|My life will be forever autumn.|
The plant on the right as the herb basil, a sexy annual that works hard all summer producing fragrant and edible leaves, but which eventually flowers and then calls it a life. If you look closely at the stalks there, you can see the flowers on top. Those brown spots are dried flowers, which also happen to contain the seeds we need to re-grow basil next year. Each former flower contains 3-4 seeds. Getting them out is of utmost importance.
Or is it? Since I plan on growing basil in this particular herb garden again next year, I purposely left a few that I hope will just fall to the ground and re-grow. So we'll see how that goes.
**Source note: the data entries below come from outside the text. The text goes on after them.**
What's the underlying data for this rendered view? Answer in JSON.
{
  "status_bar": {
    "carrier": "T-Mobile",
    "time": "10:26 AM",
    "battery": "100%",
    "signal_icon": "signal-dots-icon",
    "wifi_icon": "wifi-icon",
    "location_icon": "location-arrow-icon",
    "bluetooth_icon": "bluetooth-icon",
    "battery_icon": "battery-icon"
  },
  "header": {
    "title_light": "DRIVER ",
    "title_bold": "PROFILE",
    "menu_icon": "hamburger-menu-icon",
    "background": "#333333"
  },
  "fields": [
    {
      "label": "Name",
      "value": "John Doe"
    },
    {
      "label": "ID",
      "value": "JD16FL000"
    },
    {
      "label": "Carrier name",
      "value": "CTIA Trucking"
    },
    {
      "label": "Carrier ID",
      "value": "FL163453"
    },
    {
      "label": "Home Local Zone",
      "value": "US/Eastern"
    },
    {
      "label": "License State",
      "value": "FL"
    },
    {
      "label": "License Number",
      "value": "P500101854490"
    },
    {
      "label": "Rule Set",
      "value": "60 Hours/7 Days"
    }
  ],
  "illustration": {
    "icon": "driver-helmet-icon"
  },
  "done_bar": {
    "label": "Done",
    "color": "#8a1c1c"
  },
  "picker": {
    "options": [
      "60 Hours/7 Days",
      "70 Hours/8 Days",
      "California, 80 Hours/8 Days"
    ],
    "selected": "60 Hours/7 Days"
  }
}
But the accepted harvest method is to snip off those flower stalks, mash them by hand in a bowl, then carefully separate the tiny seeds from the browned chaff. I've done a bit of that, at least enough to cover planting for next year. What a pain. One will never grow rich harvesting basil seeds.
So I'm also trying something that I hope will work better: I cut all these stalks off whole and rammed them top-down into a 1/2 gallon canning jar. Then I left them on a sunny counter top. The idea is that if/when they dry, they'll drop their seeds to the bottom of the jar, making them simple to collect. You just pour them out.
So anyway, I'll let you know how that goes.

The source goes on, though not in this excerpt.